The second thing is that it looks more and more as there will be a second leg to the downswing. You may have noticed that Finland has just reported a downturn in activity: it is the first country to go into a double dip. We have just had Ben Bernanke, head of the US Federal Reserve, saying that he hoped the US would not experience that, a statement that carries the concern that it might. It is not at all clear whether the US will have that second leg to the recession but given what is happening across Europe it would be surprising if some European economies did not have at least one quarter of negative growth before the end of next year.
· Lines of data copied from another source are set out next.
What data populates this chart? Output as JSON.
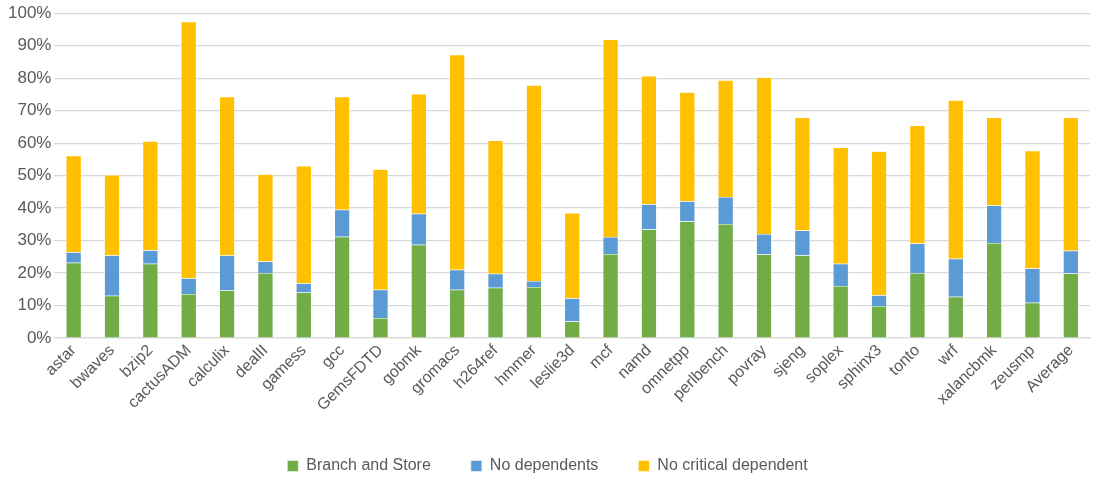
{
  "chart_data": {
    "type": "bar",
    "stacked": true,
    "categories": [
      "astar",
      "bwaves",
      "bzip2",
      "cactusADM",
      "calculix",
      "dealII",
      "gamess",
      "gcc",
      "GemsFDTD",
      "gobmk",
      "gromacs",
      "h264ref",
      "hmmer",
      "leslie3d",
      "mcf",
      "namd",
      "omnetpp",
      "perlbench",
      "povray",
      "sjeng",
      "soplex",
      "sphinx3",
      "tonto",
      "wrf",
      "xalancbmk",
      "zeusmp",
      "Average"
    ],
    "series": [
      {
        "name": "Branch and Store",
        "color": "#70ad47",
        "values": [
          23.2,
          13.0,
          22.9,
          13.6,
          14.7,
          20.0,
          14.1,
          31.2,
          6.2,
          28.7,
          14.9,
          15.5,
          15.7,
          5.1,
          25.9,
          33.4,
          35.9,
          35.1,
          25.7,
          25.4,
          16.0,
          9.9,
          20.0,
          12.7,
          29.3,
          10.9,
          19.9
        ]
      },
      {
        "name": "No dependents",
        "color": "#5b9bd5",
        "values": [
          3.2,
          12.4,
          4.1,
          4.8,
          10.7,
          3.6,
          2.8,
          8.3,
          8.7,
          9.6,
          6.1,
          4.3,
          1.9,
          7.2,
          5.2,
          7.8,
          6.2,
          8.3,
          6.3,
          7.7,
          6.9,
          3.3,
          9.1,
          11.7,
          11.5,
          10.5,
          7.0
        ]
      },
      {
        "name": "No critical dependent",
        "color": "#ffc000",
        "values": [
          29.7,
          24.8,
          33.6,
          79.0,
          48.9,
          26.8,
          36.1,
          34.8,
          37.1,
          36.8,
          66.2,
          41.0,
          60.2,
          26.2,
          60.8,
          39.5,
          33.6,
          36.0,
          48.2,
          34.8,
          35.8,
          44.3,
          36.3,
          48.8,
          27.1,
          36.3,
          41.0
        ]
      }
    ],
    "ylim": [
      0,
      100
    ],
    "yticks": [
      {
        "value": 0,
        "label": "0%"
      },
      {
        "value": 10,
        "label": "10%"
      },
      {
        "value": 20,
        "label": "20%"
      },
      {
        "value": 30,
        "label": "30%"
      },
      {
        "value": 40,
        "label": "40%"
      },
      {
        "value": 50,
        "label": "50%"
      },
      {
        "value": 60,
        "label": "60%"
      },
      {
        "value": 70,
        "label": "70%"
      },
      {
        "value": 80,
        "label": "80%"
      },
      {
        "value": 90,
        "label": "90%"
      },
      {
        "value": 100,
        "label": "100%"
      }
    ],
    "grid": "y",
    "legend": "bottom"
  }
}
The third thing that is going to happen is that we in Europe, and that is all of us, will think differently about public spending. You cannot put people through what will happen over the next five, actually 10, years without them feeling quite differently about the role of the state. We have in effect been lied to – not just in Britain but everywhere – about what the state can provide at any particular level of taxation. And as a result of that lie, we have transferred a huge burden on to our next generation of working people. They have to provide not only for the pensions and healthcare of the retiring workers but also pay interest on the debts that have passed on.
All this is obvious enough. The hardest thing to see is the financial consequences. Will governments try to reduce the real burden of debt by encouraging inflation? There will certainly be a great temptation to do so but the interests of pensioners will be against that and they will be an important political lobby. Look how the possible cut in dividend by BP has become a political issue because of the way it would hit pension funds. Many people think the incentive to inflate will prove irresistible and that is what the gold market is saying. My instinct is that the costs of inflation, in terms of higher interest rates, coupled with the memory of the inflation of the 1970s and 1980s, will check that. But the course of inflation is the great imponderable; what is certain is that the shift of power from West to East will continue.